Fully-funded Masters and PhD positions in Edge Computing and Networking

Mobile Grid and Cloud Computing Lab at Hankuk University of Foreign Studies is seeking MS and PhD students to research Edge Computing and Networking Systems.


REQUIREMENTS

Applicants should have an undergraduate or graduate degree in computer science, engineering, or a related field, and a strong background in distributed computing and networking. Preference will be given to applicants who have experience in C programming and a good knowledge of machine learning and network simulation tools such as NS3.


FINANCIAL SUPPORT

PhD: Full tuition fee scholarship + 1,000,000 Korean Won for 3 years
MS: Full tuition fee scholarship + 800,000 Korean Won for 2 years
Financial assistance for attending reputable conferences and workshops


Application Deadline: April 30, 2022

Start Date: September 1, 2022


PROCESS

Step 1: Submit the following documents to Chhattan Shah at shah@hufs.ac.kr
a) Motivation letter
b) Curriculum vitae
c) A research proposal on any topic related to distributed computing and networking
Shortlisted applicants will be asked to apply for admission to HUFS graduate school


Step 2: Apply to HUFS graduate school http://www.hufs.ac.kr/gra
For admission process and required documents, visit https://builder.hufs.ac.kr/user/graeng/index.html
Application Period: 2022.5.9 ~ 2022.5.18


Step 3: Applicants will be interviewed by HUFS Admission Committee


Step 4: Selected applicants will be interviewed by MGC Lab Team (https://mgclab.com/team.php)


Additional Information:

Mobile Grid and Cloud Computing Lab: http://www.mgclab.com

Research at Mobile Grid and Cloud Computing Lab: http://www.mgclab.com/research.php

Supervisor: https://mgclab.com/professor.php

Co-supervisor: https://mgclab.com/professorbilal.php

HUFS Graduate School: http://www.hufs.ac.kr/gra

HUFS Graduate School Admission: http://builder.hufs.ac.kr/user/graeng/

Hankuk University of Foreign Studies: http://www.hufs.ac.kr/user/hufsenglish/


Project Overview

This research aims to develop an intelligent middleware platform that efficiently exploits the characteristics and address the challenges of heterogeneous computing and network environment to (1) efficiently manage heterogeneous compute and network resources and (2) provide task processing, data collection, data storage, and caching services to support emerging resource-intensive and non-resource intensive smart city and 5G network applications. The new platform will consist of two layers: a software-defined network (SDN) and machine learning-based multi-network management layer and a machine learning-based resource management layer. The multi-network management layer will (i) use capabilities of machine learning and software-defined network to improve network and application performance, (ii) provide serial and parallel data transmission services across multiple heterogeneous networks, (iii) support dynamic allocation of network interfaces, and (iv) employ new machine learning-based link quality and Markov-chain-based link lifetime estimation techniques to reduce communication and energy consumption costs. The resource management layer will (i) leverage regression analysis and reinforcement learning methods to efficiently allocate heterogeneous computing and network resources to application tasks, (ii) use container and device virtualization technologies to address problems related to heterogeneous execution environments and IoT devices, and (iii) use parallel transmission techniques, dynamic interface allocation techniques, and network-level parameters to address diverse application requirements. The specific objectives of this research are as follows.

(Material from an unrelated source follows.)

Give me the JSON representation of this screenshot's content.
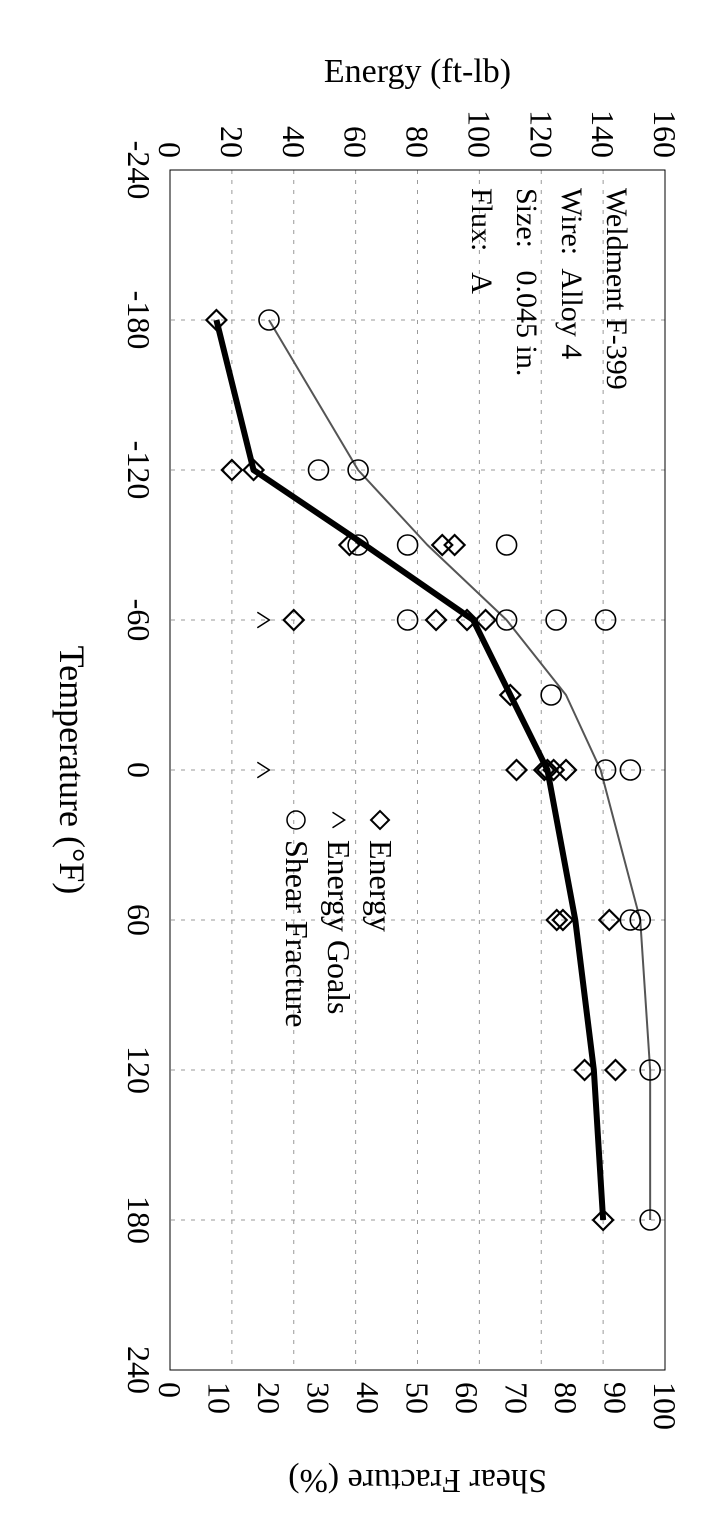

1) Design of a machine learning-based intelligent middleware platform for a heterogeneous private edge cloud system. This objective is measured by the successful delivery of a new SDN and machine learning-based multi-network management layer and a new machine learning-based resource management layer.

2) Development of machine learning-based intelligent middleware platform based on the design in objective 1. This objective is measured by the successful delivery of a prototype of the new SDN and machine learning-based multi-network management layer, a prototype of the new machine learning-based resource management layer, and a prototype of the new platform.

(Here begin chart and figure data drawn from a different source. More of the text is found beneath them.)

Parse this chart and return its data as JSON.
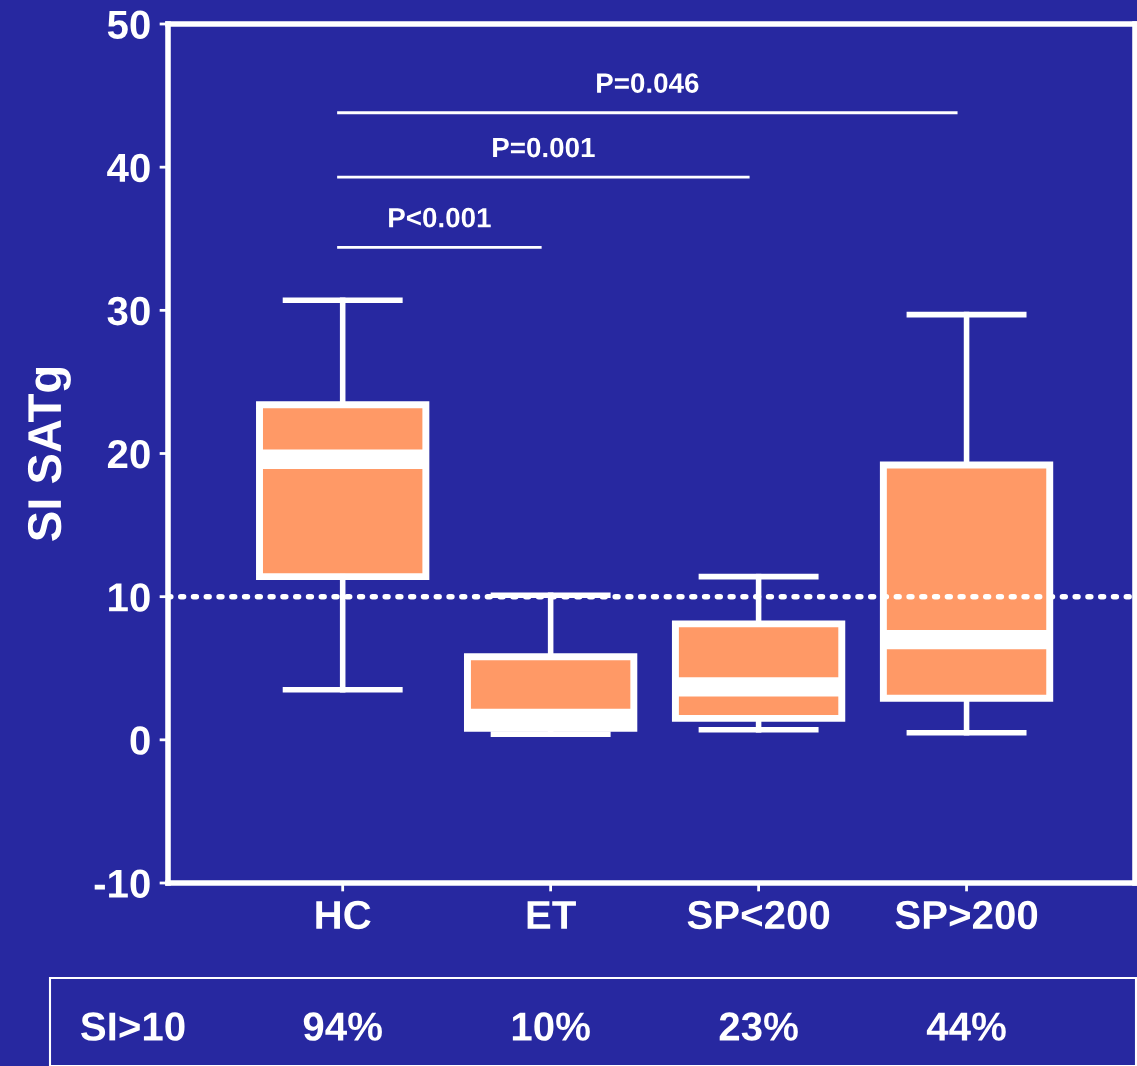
{
  "chart_data": {
    "type": "box",
    "ylabel": "SI SATg",
    "categories": [
      "HC",
      "ET",
      "SP<200",
      "SP>200"
    ],
    "boxes": [
      {
        "low": 3.5,
        "q1": 11.4,
        "median": 19.6,
        "q3": 23.4,
        "high": 30.7
      },
      {
        "low": 0.4,
        "q1": 0.8,
        "median": 1.5,
        "q3": 5.8,
        "high": 10.1
      },
      {
        "low": 0.7,
        "q1": 1.5,
        "median": 3.7,
        "q3": 8.1,
        "high": 11.4
      },
      {
        "low": 0.5,
        "q1": 2.9,
        "median": 7.0,
        "q3": 19.2,
        "high": 29.7
      }
    ],
    "color": "#ff9966",
    "ylim": [
      -10,
      50
    ],
    "yticks": [
      -10,
      0,
      10,
      20,
      30,
      40,
      50
    ],
    "ref_lines": [
      {
        "axis": "y",
        "value": 10,
        "color": "#ffffff",
        "line_style": "dotted"
      }
    ],
    "annotations": [
      "P<0.001",
      "P=0.001",
      "P=0.046",
      "SI>10",
      "94%",
      "10%",
      "23%",
      "44%"
    ],
    "grid": false
  }
}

3) Simulation and performance analysis of new machine learning-based intelligent middleware platform developed in objective 2. This objective is measured by the successful delivery of a performance analysis report of the new SDN and machine learning-based multi-network management layer and a performance analysis report of the new machine-learning-based resource management layer.


The project is funded by National Research Foundation of Korea.